On Sunday 29 January at approximately 5.30pm Ms W’s mother returned to her home having been away for the Saturday night, as arranged with Ms W, with the understanding that Ms W would be staying at Mr M’s residence on that night.  She discovered Ms W in bed, blue in colour and noticed she was unresponsive and unconscious.  Ms W’s mother, who is a Registered Nurse and a diabetic herself, suspected a diabetic coma therefore checked Ms W’s blood sugar levels and found the reading to be unrecordable.  An ambulance was called and after significant difficulties in having to clear the airway of vomit, the paramedics managed to successfully ventilate Ms W and also administer glucose by an intravenous cannula.  Upon admission to Royal Hobart Hospital she was moved to the Intensive Care Unit, however there was a marked deterioration in her neurological signs on 31 January 2012.  Urgent CT brain scans were conducted which disclosed extensive global cerebral oedema and ischemia which gave a poor neurological prognosis.  Over the next 24 hours Ms W progressed to brain death and brain death tests performed on 1 February 2012 confirmed that Ms W was deceased. 

Notwithstanding the tragedy of this situation and the grief this incident would have caused her parents, I publicly recognise their wonderful gesture in ensuring that multiple body organs from their daughter were made available for others. 

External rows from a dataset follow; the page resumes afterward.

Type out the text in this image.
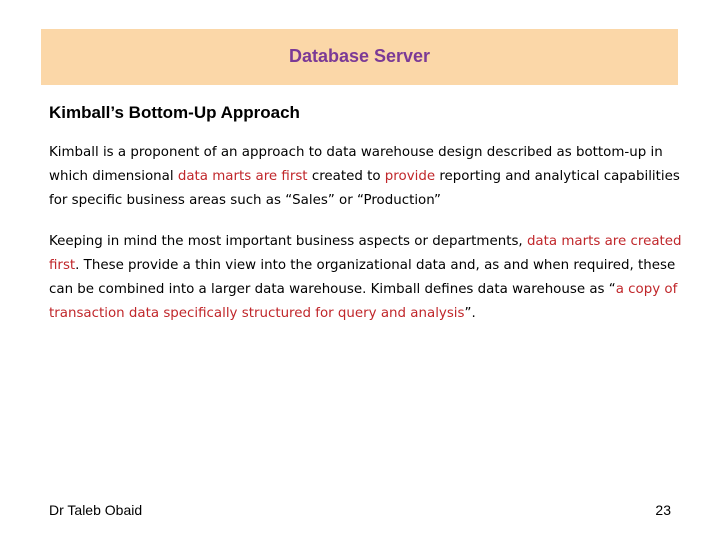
Database Server
Kimball’s Bottom-Up Approach

Kimball is a proponent of an approach to data warehouse design described as bottom-up in which dimensional data marts are first created to provide reporting and analytical capabilities for specific business areas such as “Sales” or “Production”

Keeping in mind the most important business aspects or departments, data marts are created first. These provide a thin view into the organizational data and, as and when required, these can be combined into a larger data warehouse. Kimball defines data warehouse as “a copy of transaction data specifically structured for query and analysis”.

Dr Taleb Obaid	23
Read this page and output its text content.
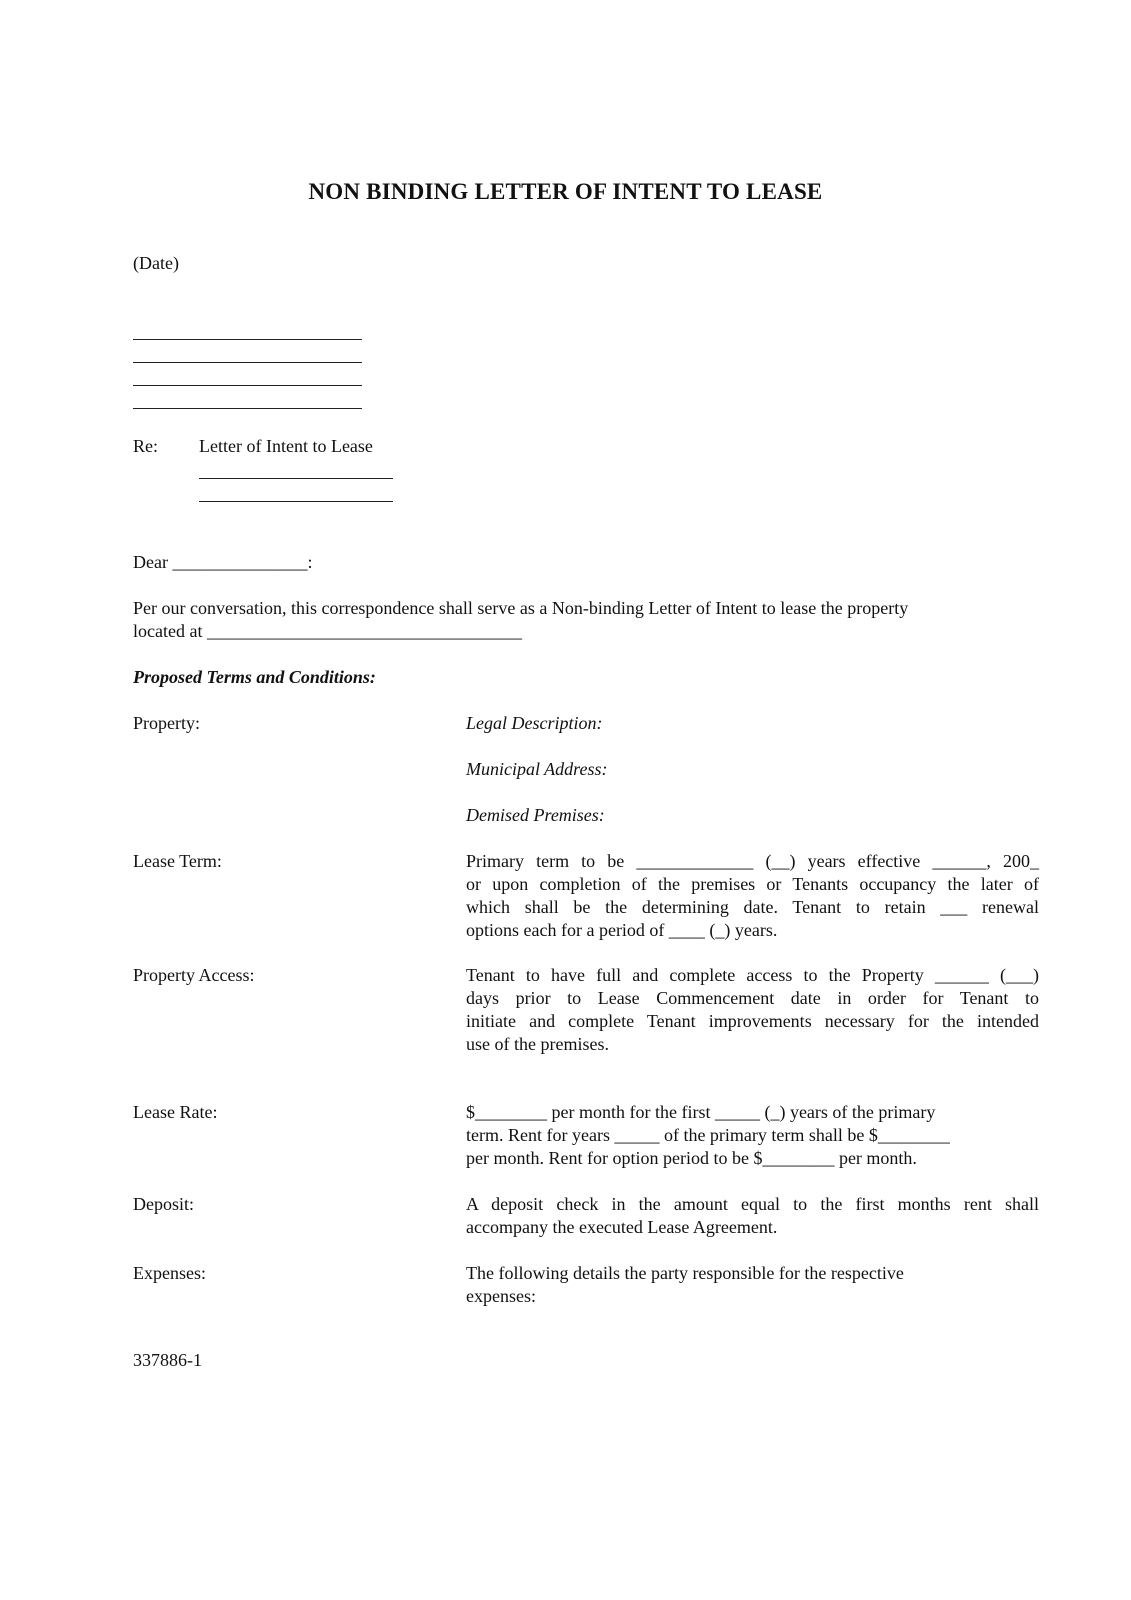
NON BINDING LETTER OF INTENT TO LEASE
(Date)
Re: Letter of Intent to Lease
Dear _______________:
Per our conversation, this correspondence shall serve as a Non-binding Letter of Intent to lease the property
located at ___________________________________
Proposed Terms and Conditions:
Property:	Legal Description:
Municipal Address:
Demised Premises:
Lease Term:	Primary term to be _____________ (__) years effective ______, 200_
or upon completion of the premises or Tenants occupancy the later of
which shall be the determining date. Tenant to retain ___ renewal
options each for a period of ____ (_) years.
Property Access:	Tenant to have full and complete access to the Property ______ (___)
days prior to Lease Commencement date in order for Tenant to
initiate and complete Tenant improvements necessary for the intended
use of the premises.
Lease Rate:	$________ per month for the first _____ (_) years of the primary
term. Rent for years _____ of the primary term shall be $________
per month. Rent for option period to be $________ per month.
Deposit:	A deposit check in the amount equal to the first months rent shall
accompany the executed Lease Agreement.
Expenses:	The following details the party responsible for the respective
expenses:
337886-1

This is tragic case of a loved and supported child being unable to be protected from acts of self-harm and other negative conduct that occurred as a result of poor mental health.  I do not conclude that this was necessarily a case of suicide, being a deliberate act intended to cause death, but rather it is just as likely to have been a reckless act initiated for any number of reasons (perhaps distress for once again letting herself down by her conduct) or even another “cry for help”. 

It is a sad reality that appropriate mental health treatment is itself dependent upon medication compliance and voluntary submission to other recommended forms of treatment.  This appears to have been an issue in relation to Ms W.  However Ms W’s mother comments that;

 “…I feel that the mental health system for young people 15-25 years of age is inadequate and hard to access.”

I am unaware of the basis for such comment but I encourage the appropriate authorities to contact Mrs W and address what the circumstances were that led her to form this opinion. 

Before I conclude I wish to convey my sincere condolences to the family of Ms W.

Dated:  12 October 2012 at Hobart in the State of Tasmania.